I was totally fine but I felt a wave of sadness as it felt weird to be on the other side of the world and live through this alone.
But as ever I’m not really alone anywhere. Trevor’s girlfriend Ms CDMX called me within a few minutes, and checked I was okay. Trevor offered to come over I said I was fine.
After a fashion, with the rain still pouring – I’d seen the residents of my building start to shelter under the garage of the building. I head a little closer to take a look, still not sure I wanted to be under concrete roof of a place I’d seen shake so violently for a good minute or so just an hour before.

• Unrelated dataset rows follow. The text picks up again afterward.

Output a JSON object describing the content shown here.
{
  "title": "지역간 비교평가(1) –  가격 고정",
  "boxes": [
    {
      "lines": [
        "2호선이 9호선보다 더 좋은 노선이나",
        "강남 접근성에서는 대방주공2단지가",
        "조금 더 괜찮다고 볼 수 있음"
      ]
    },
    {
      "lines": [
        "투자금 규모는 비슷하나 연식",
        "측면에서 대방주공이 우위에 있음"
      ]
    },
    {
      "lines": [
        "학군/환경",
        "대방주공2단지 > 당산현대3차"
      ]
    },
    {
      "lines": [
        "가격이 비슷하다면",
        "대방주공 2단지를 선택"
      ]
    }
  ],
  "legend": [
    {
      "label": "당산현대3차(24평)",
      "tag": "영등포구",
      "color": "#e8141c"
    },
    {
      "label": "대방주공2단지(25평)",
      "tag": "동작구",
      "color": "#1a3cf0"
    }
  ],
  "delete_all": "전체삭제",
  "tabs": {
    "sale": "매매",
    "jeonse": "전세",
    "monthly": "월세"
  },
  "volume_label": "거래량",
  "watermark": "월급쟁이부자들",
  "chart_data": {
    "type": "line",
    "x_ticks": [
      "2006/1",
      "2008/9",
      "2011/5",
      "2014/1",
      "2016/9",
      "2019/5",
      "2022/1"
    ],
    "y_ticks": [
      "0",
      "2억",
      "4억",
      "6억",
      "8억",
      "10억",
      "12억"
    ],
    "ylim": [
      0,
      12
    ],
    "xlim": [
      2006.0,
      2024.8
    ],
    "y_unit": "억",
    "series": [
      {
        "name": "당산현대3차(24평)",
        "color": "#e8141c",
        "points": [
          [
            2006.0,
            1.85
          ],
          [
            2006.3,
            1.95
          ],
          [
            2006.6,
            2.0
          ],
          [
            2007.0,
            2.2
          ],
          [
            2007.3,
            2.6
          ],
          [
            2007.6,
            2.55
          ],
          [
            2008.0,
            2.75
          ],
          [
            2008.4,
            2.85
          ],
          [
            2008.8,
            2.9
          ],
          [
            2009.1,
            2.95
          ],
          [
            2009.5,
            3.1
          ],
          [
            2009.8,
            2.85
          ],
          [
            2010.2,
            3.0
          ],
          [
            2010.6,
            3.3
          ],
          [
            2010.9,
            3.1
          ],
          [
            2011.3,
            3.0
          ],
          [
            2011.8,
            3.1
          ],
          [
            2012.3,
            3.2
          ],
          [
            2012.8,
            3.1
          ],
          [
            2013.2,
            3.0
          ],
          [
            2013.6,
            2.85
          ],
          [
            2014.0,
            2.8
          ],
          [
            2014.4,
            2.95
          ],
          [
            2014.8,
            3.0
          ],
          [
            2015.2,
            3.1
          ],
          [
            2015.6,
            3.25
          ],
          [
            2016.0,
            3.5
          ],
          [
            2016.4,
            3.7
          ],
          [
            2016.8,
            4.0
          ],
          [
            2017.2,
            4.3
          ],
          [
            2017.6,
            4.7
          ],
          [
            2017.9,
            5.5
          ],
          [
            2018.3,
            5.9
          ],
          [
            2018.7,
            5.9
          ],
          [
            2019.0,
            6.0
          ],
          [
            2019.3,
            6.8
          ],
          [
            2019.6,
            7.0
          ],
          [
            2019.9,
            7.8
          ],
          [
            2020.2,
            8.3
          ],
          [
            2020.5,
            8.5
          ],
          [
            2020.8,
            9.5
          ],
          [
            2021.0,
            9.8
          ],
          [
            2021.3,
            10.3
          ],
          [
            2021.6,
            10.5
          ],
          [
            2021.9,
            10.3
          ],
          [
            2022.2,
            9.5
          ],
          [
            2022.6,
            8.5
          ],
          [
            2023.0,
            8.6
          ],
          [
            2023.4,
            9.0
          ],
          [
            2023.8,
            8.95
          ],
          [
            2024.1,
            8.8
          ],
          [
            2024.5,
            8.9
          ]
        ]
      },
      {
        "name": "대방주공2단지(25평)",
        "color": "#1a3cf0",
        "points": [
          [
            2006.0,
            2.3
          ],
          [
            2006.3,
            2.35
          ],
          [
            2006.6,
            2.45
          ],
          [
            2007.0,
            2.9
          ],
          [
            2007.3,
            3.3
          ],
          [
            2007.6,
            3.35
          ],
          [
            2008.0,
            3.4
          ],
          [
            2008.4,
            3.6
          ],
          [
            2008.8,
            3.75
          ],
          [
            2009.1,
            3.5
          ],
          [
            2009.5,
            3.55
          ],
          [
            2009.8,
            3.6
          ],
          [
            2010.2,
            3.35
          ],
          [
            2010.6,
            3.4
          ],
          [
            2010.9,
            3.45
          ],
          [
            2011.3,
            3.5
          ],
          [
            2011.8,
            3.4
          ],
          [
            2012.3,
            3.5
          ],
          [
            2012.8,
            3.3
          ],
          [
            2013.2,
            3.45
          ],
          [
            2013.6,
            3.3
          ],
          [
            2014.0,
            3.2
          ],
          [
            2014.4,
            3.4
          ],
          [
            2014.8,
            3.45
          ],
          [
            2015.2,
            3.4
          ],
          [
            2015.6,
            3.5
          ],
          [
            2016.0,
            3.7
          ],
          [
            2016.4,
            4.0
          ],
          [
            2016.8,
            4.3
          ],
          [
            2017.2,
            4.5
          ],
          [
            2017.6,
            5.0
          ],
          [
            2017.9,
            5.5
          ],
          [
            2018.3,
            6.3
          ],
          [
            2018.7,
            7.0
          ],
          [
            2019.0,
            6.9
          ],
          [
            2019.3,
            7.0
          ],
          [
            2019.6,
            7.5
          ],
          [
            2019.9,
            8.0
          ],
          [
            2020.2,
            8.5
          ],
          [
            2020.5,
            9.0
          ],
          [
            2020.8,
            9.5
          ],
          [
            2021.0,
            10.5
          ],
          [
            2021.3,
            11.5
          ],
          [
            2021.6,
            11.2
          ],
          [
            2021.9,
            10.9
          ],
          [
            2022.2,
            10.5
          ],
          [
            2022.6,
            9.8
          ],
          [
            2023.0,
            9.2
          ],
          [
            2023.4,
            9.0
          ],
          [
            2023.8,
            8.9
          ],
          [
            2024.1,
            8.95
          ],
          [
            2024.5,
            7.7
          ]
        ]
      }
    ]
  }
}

I was told off for smoking near the building. It turns out you really shouldn’t smoke close to buildings after an earthquake in case there has been burst gas pipes.
Eventually it was safe to go back upstairs. Walking up those 8 flights was harder than walking down even without the building shaking.
There were a couple of aftershocks but nothing too crazy.
I chatted to my auntie in the Philippines for a bit until I felt sleepy.
I slept in my waterproof running coat and joggers that night in case I needed to make another quick exit.
I also spied a safe spot in the flat to take shelter in case I missed the alarm again. Apparently once the siren sounds you have 3 minutes to get out. If the place is already shaking you should find a safe spot and stay put – away from glass doors or windows (hard in a studio) not under a bed, but a sturdy bit of furniture. The table seemed like a good bet.
My Airbnb landlord also very sweetly checked in on me, ‘that was a big one’, she said and shared her number in case I needed help. ‘The building is pretty safe’ she said. Somewhat unreassuringly.
A few other bits of advice did more to freak me out than calm me down like Trevor’s ‘don’t worry about shaking side to side it’s the up and down you need to worry about that means the building is about to collapse’. Or the super smart but also frightening ‘have dog biscuits in your pocket, so if you’re in the rubble the rescue dogs will find you easier!’.
So do I need to be worried about another earthquake while I’m here? There’s no way of knowing, apparently there is no advance notice beyond the 3 minute sirens that start at 5.5 quake and above – this one was a 7.1 that hit in Acapulco 200+ miles away and was still fierce here. But I’ve never been more excited to head to NYC, that was enough adventure for one trip in Mexico.